WORK ON GOOD BEHAVIOR
Even the sweetest and smartest of puppies need help learning how to behave. Start with one of our training classes, and don’t forget to reward their hard work with some extra motivating training treats. Lots of plush toys and satisfying chews make it way less tempting to gnaw on items around the house, so stock up on both. But keep an eye out —discard any torn-up toys or small pieces of bone to avoid choking hazards and always supervise chew time to make sure they don’t swallow a large piece. Puppies still have baby teeth so only softer bones like tendons and lamb ears. Need a little more guidance with behavior?
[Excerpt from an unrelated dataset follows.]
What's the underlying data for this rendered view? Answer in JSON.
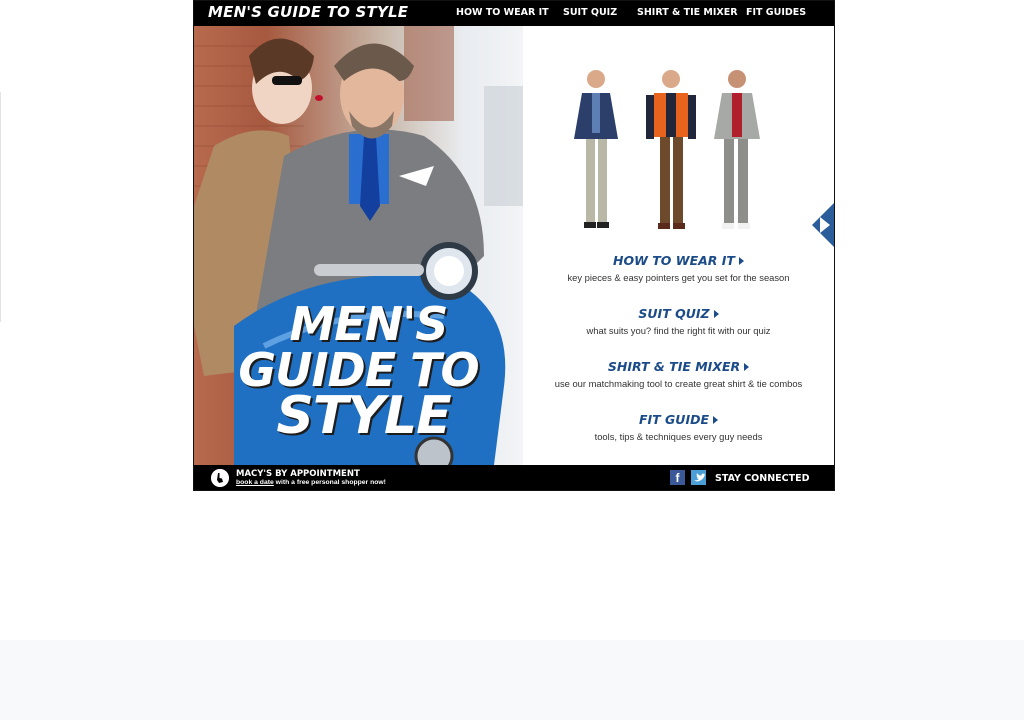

We can help with training.
TAKE THEM ON THE GO
Surprise, puppies really can’t be left alone for too long. Plus, with the changing seasons, they want nothing more than to go with you on all of your exciting adventures, and the not-so-exciting ones too. Travel-specific crates or bags, water bowls and treat pouches and safety seatbelt harnesses are key. For summer fun, think about a life jacket and a cooling mat. When the days get colder, paw booties, sweaters, and safe salt should about have you covered. In the spring and summer months, think about flea & tick prevention.
ALL GROWN UP
Between 12-24 months, your baby is officially an adult dog (some small breed will reach adulthood a little earlier and large breed dogs can take between 18-24 months to be considered an adult). It’s time to transition off the puppy food or give them less of their all life stages diet. Each breed is different, so follow what’s right for you dog and watch out for unnecessary weight gain. At this point they’ll also need adult-size collars and harnesses, along with more adult toys, treats and chews. Wow, they really do grow up so fast.